The model, published in the journal PloS (Public Library of Science) One finds that in the 2003 SARS outbreak in Singapore, doubling the rate at which infected people removed themselves from the larger population by quarantining themselves or seeking treatment would have cut the total number of infected people from 238 to 116. If infected individuals had removed themselves at half the actual rate, the number of cases would have ballooned to nearly 800.

“Infectious diseases are like weeds,” Drake said. “They grow multiplicatively – two infected people, four infected, eight and so forth. So that means you have exponential returns in your ability to control the outbreak the earlier you catch it.”

Drake said that with modifications to account for differences in factors such as transmission rate, the model can be applied to other emerging infectious diseases such as avian influenza.

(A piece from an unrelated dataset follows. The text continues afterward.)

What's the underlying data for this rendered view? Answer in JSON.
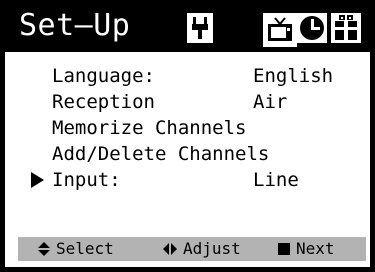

He said that part of what makes the model so useful is its simplicity. Rather than relying on a complicated computer model that takes into account tens or even hundreds of variables, Drake’s model has the potential to estimate outbreak size based on four variables: the transmission rate, infectious period, the removal rate and the rate at which the public health response begins to produce diminishing returns.

Drake points out that during the Singapore outbreak, there was little evidence that the public health response began to produce diminishing returns. He said this finding suggests that although an aggressive public health response is costly, a sluggish one is far worse.

“An outbreak is very sensitive to how hard you hit it at the very beginning,” Drake said. “The important thing is to gain ground as quickly as possible.”